Du Yuanyuan, Liang Zhen, Wang Shusen, Sun Dong, Wang Xiaofeng, Liew Soon Yi, Lu Shuaiyao, Wu Shuangshuang, Jiang Yong, Wang Yaqi, Zhang Boya, Yu Wenhai, Lu Zhi, Pu Yue, Zhang Yun, Long Haiting, Xiao Shanshan, Liang Rui, Zhang Zhengyuan, Guan Jingyang, Wang Jinlin, Ren Huixia, Wei Yanling, Zhao Jiaxu, Sun Shicheng, Liu Tengli, Meng Gaofan, Wang Le, Gu Jiabin, Wang Tao, Liu Yinan, Li Cheng, Tang Chao, Shen Zhongyang, Peng Xiaozhong, Deng Hongkui
MOE Engineering Research Center of Regenerative Medicine, School of Basic Medical Sciences, State Key Laboratory of Natural and Biomimetic Drugs, Peking University Health Science Center and the MOE Key Laboratory of Cell Proliferation and Differentiation, College of Life Sciences, Peking-Tsinghua Center for Life Sciences, Peking University, Beijing, China.
Hangzhou Reprogenix Bioscience, Hangzhou, China.

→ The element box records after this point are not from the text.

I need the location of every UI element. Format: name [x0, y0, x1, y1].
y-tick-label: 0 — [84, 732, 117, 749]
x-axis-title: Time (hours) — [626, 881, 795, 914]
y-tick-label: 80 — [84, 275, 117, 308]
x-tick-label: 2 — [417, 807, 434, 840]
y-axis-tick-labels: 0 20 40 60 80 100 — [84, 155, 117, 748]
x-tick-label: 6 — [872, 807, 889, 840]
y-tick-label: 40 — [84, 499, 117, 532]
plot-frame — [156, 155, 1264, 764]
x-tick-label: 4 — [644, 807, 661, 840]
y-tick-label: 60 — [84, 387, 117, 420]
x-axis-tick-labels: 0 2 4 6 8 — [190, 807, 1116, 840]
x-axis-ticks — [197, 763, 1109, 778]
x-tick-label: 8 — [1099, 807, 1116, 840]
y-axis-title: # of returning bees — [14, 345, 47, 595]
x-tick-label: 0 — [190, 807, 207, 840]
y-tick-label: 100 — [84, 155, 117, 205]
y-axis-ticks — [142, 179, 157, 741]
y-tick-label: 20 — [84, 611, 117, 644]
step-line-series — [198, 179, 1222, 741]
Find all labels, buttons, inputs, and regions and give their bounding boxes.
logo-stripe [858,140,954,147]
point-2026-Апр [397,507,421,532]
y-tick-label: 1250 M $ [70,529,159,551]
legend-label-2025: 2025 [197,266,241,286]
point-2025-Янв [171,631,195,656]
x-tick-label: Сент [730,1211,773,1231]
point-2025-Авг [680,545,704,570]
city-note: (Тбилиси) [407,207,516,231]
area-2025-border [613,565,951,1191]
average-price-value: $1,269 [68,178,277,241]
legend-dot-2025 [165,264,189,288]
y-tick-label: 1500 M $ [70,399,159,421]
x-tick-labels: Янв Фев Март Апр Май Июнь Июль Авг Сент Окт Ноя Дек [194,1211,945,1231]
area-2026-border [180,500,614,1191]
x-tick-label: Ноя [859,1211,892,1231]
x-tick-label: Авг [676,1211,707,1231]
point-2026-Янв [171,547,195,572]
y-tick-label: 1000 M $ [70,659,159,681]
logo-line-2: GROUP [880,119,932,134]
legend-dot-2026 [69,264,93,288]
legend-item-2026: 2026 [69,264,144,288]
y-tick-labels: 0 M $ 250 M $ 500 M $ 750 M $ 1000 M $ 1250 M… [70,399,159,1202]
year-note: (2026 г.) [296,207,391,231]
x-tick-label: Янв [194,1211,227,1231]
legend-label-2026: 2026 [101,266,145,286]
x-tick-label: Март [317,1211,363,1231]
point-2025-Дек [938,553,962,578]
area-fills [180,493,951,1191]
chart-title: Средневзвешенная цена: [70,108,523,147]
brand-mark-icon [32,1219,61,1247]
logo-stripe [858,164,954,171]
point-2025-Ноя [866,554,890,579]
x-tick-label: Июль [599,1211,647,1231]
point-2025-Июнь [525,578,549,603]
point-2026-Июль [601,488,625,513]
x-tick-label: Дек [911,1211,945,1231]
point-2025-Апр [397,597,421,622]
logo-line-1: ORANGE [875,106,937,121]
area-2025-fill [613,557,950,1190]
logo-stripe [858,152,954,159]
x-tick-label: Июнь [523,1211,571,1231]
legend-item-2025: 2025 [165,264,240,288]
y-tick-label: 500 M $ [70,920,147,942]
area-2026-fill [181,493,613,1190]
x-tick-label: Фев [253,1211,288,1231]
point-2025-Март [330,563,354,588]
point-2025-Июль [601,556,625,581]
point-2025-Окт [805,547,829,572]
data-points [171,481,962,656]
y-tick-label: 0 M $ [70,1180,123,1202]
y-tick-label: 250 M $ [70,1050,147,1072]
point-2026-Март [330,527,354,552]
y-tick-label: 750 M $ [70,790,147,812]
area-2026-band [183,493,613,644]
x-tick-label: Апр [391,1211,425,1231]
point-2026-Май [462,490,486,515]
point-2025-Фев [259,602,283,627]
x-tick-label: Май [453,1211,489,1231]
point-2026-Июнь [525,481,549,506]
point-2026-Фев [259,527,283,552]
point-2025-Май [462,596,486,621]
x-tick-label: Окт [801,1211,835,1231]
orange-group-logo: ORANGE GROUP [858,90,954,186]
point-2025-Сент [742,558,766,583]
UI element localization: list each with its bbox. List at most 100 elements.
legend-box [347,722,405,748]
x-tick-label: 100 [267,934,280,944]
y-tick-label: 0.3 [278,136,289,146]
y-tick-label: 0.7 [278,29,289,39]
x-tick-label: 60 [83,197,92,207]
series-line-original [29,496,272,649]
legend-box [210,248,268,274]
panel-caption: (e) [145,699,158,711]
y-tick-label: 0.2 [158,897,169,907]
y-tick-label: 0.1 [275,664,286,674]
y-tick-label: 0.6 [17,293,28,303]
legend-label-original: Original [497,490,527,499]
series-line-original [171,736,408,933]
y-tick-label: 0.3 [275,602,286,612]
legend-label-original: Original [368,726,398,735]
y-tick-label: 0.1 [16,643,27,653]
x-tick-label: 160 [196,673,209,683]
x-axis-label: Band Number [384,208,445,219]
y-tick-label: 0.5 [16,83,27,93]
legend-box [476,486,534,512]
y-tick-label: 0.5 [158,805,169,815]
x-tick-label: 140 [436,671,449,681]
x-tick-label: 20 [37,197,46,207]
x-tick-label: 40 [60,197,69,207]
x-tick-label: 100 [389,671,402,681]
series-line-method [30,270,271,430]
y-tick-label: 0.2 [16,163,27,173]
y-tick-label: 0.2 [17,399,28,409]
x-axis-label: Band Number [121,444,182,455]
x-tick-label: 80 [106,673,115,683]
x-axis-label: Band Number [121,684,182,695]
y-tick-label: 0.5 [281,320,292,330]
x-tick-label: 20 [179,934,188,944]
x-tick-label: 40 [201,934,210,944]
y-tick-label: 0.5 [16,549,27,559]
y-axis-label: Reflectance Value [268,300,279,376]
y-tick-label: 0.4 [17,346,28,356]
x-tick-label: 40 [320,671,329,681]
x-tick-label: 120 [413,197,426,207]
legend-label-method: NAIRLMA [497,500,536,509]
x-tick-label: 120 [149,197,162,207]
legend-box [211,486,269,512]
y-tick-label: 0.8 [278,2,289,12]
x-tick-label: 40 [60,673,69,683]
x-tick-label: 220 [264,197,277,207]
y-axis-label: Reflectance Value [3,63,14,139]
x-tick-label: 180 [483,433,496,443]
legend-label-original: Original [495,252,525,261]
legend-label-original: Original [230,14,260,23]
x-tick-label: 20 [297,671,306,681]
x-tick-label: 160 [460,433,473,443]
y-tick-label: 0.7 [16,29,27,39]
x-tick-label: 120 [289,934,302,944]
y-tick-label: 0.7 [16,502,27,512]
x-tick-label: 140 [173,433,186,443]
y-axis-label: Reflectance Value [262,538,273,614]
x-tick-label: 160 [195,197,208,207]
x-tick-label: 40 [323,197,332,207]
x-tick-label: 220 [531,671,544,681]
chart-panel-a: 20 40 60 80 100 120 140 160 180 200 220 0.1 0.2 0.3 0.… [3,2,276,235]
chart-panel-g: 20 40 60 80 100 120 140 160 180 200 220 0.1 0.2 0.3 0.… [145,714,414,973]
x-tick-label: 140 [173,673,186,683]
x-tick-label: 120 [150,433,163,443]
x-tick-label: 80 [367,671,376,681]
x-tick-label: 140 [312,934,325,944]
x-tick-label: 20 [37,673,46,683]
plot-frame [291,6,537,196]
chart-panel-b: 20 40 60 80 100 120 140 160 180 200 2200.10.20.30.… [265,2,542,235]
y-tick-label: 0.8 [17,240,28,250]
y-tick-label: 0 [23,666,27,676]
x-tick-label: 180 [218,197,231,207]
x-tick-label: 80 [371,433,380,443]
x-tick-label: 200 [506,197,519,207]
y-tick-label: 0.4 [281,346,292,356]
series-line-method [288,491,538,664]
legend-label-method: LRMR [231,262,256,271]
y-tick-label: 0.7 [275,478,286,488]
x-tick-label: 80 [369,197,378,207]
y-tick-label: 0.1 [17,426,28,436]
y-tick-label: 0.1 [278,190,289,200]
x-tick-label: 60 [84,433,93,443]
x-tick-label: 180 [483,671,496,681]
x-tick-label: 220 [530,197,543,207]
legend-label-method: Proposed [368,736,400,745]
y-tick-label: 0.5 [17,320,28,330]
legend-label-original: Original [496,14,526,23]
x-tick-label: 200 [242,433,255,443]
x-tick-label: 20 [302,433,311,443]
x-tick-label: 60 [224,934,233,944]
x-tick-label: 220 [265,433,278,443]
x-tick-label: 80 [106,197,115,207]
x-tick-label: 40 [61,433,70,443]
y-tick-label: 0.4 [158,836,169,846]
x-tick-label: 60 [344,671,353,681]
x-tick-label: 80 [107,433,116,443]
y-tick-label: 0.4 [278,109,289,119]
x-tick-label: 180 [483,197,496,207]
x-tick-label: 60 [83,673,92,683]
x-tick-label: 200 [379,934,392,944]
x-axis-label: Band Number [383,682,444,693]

Nat Med. 2022 Feb;28(2):272-282. doi: 10.1038/s41591-021-01645-7. Epub 2022 Feb 3.
Human pluripotent stem-cell-derived islets (hPSC-islets) are a promising cell resource for diabetes treatment. However, this therapeutic strategy has not been systematically assessed in large animal models physiologically similar to humans, such as non-human primates. In this study, we generated islets from human chemically induced pluripotent stem cells (hCiPSC-islets) and show that a one-dose intraportal infusion of hCiPSC-islets into diabetic non-human primates effectively restored endogenous insulin secretion and improved glycemic control. Fasting and average pre-prandial blood glucose levels significantly decreased in all recipients, accompanied by meal or glucose-responsive C-peptide release and overall increase in body weight. Notably, in the four long-term follow-up macaques, average hemoglobin A1c dropped by over 2% compared with peak values, whereas the average exogenous insulin requirement reduced by 49% 15 weeks after transplantation. Collectively, our findings show the feasibility of hPSC-islets for diabetic treatment in a preclinical context, marking a substantial step forward in clinical translation of hPSC-islets.
人多能干细胞衍生的胰岛(hPSC - 胰岛)是糖尿病治疗中一种很有前景的细胞资源。然而,这种治疗策略尚未在生理上与人类相似的大型动物模型(如非人灵长类动物)中进行系统评估。在本研究中,我们从人化学诱导多能干细胞中生成了胰岛(hCiPSC - 胰岛),并表明将一剂hCiPSC - 胰岛经门静脉输注到糖尿病非人灵长类动物体内可有效恢复内源性胰岛素分泌并改善血糖控制。所有接受者的空腹和餐前平均血糖水平显著降低,同时伴有餐后或葡萄糖反应性C肽释放以及体重总体增加。值得注意的是,在四只长期随访的猕猴中,与峰值相比,平均糖化血红蛋白下降超过2%,而移植后15周平均外源性胰岛素需求减少了49%。总体而言,我们的研究结果表明hPSC - 胰岛在临床前背景下用于糖尿病治疗的可行性,标志着hPSC - 胰岛临床转化向前迈出了重要一步。